This document describes the posix/rlimits
isolator. The isolator adds support for setting POSIX resource limits (rlimits) for containers launched using the Mesos containerizer.
To enable the POSIX Resource Limits support, append posix/rlimits
to the --isolation
flag when starting the agent.
POSIX rlimits can be used control the resources a process can consume. Resource limits are typically set at boot time and inherited when a child process is forked from a parent process; resource limits can also be modified via setrlimit(2)
. In many interactive shells, resource limits can be inspected or modified with the ulimit
shell built-in.
A POSIX resource limit consist of a soft and a hard limit. The soft limit specifies the effective resource limit for the current and forked process, while the hard limit gives the value up to which processes may increase their effective limit; increasing the hard limit is a privileged action. It is required that the soft limit is less than or equal to the hard limit. System administrators can use a hard resource limit to define the maximum amount of resources that can be consumed by a user; users can employ soft resource limits to ensure that one of their tasks only consumes a limited amount of the global hard resource limit.
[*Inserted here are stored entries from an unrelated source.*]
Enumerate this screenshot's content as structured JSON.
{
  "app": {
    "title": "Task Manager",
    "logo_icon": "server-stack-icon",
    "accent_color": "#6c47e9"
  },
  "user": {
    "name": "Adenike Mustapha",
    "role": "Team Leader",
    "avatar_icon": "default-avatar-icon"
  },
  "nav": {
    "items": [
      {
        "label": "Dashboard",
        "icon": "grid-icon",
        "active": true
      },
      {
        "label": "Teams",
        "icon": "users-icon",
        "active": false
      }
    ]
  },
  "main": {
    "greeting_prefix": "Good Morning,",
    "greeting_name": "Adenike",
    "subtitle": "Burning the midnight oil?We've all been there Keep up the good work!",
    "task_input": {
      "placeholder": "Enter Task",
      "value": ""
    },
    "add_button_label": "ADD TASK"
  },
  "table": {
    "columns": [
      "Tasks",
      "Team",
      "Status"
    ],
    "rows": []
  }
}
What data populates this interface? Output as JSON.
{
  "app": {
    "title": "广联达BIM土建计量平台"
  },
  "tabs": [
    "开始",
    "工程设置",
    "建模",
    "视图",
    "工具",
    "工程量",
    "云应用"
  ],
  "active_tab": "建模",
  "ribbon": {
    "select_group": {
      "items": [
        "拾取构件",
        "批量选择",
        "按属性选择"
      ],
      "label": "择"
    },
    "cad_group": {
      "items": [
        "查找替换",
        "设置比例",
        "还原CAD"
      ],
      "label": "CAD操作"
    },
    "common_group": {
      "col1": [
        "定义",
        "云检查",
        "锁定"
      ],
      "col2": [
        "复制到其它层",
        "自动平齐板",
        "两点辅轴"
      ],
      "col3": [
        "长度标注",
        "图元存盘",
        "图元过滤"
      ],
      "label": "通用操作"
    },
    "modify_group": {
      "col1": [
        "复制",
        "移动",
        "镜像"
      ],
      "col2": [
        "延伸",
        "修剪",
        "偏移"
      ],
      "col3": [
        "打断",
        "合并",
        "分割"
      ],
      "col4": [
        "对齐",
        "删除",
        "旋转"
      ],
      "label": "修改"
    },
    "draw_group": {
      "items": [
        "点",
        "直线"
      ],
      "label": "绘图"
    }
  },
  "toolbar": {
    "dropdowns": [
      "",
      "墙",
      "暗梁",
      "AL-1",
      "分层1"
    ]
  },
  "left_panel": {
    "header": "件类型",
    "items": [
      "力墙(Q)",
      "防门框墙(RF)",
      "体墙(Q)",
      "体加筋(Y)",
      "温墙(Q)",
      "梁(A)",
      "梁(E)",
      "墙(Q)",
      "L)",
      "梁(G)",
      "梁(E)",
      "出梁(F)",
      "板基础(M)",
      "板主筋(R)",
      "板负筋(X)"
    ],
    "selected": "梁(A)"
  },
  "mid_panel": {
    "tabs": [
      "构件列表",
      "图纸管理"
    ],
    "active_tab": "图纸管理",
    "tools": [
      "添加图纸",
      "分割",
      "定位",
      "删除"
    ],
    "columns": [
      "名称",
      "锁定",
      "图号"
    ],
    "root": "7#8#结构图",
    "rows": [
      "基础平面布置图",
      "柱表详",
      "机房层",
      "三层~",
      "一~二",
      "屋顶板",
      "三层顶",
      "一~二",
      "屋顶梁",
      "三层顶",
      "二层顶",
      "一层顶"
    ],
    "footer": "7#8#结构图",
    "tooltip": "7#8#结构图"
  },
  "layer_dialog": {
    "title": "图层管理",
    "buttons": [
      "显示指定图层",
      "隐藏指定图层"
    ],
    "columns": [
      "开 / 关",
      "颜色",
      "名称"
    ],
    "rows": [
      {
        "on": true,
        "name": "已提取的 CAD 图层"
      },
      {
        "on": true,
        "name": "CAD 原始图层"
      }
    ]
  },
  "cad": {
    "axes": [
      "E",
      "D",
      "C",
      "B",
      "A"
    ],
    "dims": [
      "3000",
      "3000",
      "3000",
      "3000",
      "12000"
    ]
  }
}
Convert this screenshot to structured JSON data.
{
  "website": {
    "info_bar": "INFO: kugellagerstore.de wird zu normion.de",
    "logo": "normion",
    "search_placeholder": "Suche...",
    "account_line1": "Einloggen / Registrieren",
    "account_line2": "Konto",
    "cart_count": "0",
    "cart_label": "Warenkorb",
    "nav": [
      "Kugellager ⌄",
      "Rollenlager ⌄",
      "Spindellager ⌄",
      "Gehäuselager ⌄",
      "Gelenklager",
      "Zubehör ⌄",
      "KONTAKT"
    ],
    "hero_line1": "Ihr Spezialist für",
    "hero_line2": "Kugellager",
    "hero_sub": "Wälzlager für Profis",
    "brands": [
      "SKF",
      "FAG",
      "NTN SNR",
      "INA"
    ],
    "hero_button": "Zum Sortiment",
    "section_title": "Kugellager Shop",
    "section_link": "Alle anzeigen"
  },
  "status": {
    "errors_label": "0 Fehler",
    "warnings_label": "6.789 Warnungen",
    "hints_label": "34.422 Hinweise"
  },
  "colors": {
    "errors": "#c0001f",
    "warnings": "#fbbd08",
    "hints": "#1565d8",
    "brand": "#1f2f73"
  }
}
This isolator permits setting per-task resource limits. This isolator interprets rlimits specified as part of a task’s ContainerInfo
for the Mesos containerizer, e.g.,
{
"container": {
"type": "MESOS",
"rlimit_info": {
"rlimits": [
{
"type": "RLMT_CORE"
},
{
"type": "RLMT_STACK",
"soft": 8192,
"hard": 32768
}
]
}
}
}
To enable interpretation of rlimits, agents need to be started with posix/rlimits
in its --isolation
flag, e.g.,
mesos-agent --master=<master ip> --ip=<agent ip>
--work_dir=/var/lib/mesos
--isolation=posix/rlimits[,other isolation flags]
To set a hard limit for a task larger than the current value of the hard limit, the agent process needs to be under a privileged user (with the CAP_SYS_RESOURCE
capability), typically root
.
POSIX currently defines a base set of resources, see the documentation; Linux defines additional resource limits, see e.g., the documentation of setrlimit(2)
.
Resource | Comment |
---|---|
RLIMIT_CORE
|
POSIX: This is the maximum size of a core file, in bytes, that may be created by a process. |
RLIMIT_CPU
|
POSIX: This is the maximum amount of CPU time, in seconds, used by a process. |
RLIMIT_DATA
|
POSIX: This is the maximum size of a process’ data segment, in bytes. |
RLIMIT_FSIZE
|
POSIX: This is the maximum size of a file, in bytes, that may be created by a process. |
RLIMIT_NOFILE
|
POSIX: This is a number one greater than the maximum value that the system may assign to a newly-created descriptor. |
RLIMIT_STACK
|
POSIX: This is the maximum size of the initial thread’s stack, in bytes. |
RLIMIT_AS
|
POSIX: This is the maximum size of a process’ total available memory, in bytes. |
RLMT_LOCKS
|
Linux: (Early Linux 2.4 only) A limit on the combined number of flock(2) locks and fcntl(2) leases that this process may establish.
|
RLMT_MEMLOCK
|
Linux: The maximum number of bytes of memory that may be locked into RAM. |
RLMT_MSGQUEUE
|
Linux: Specifies the limit on the number of bytes that can be allocated for POSIX message queues for the real user ID of the calling process. |
RLMT_NICE
|
Linux: (Since Linux 2.6.12) Specifies a ceiling to which the process’s nice value can be raised using setpriority(2) or nice(2) .
|
RLMT_NPROC
|
Linux: The maximum number of processes (or, more precisely on Linux, threads) that can be created for the real user ID of the calling process. |
RLMT_RSS
|
Linux: Specifies the limit (in pages) of the process’s resident set (the number of virtual pages resident in RAM). |
RLMT_RTPRIO
|
Linux: (Since Linux 2.6.12) Specifies a ceiling on the real-time priority that may be set for this process using sched_setscheduler(2) and sched_setparam(2). |
RLMT_RTTIME
|
Linux: (Since Linux 2.6.25) Specifies a limit (in microseconds) on the amount of CPU time that a process scheduled under a real-time scheduling policy may consume without making a blocking system call. |
RLMT_SIGPENDING
|
Linux: (Since Linux 2.6.8) Specifies the limit on the number of signals that may be queued for the real user ID of the calling process. |
Mesos maps these resource types onto RLimit
types, where by convention the prefix RLMT_
is used in place of RLIMIT_
above. Not all limits types are supported on all platforms.
We require either both the soft and hard RLimit
value, or none to be set; the latter case is interpreted as the absence of an explicit limit.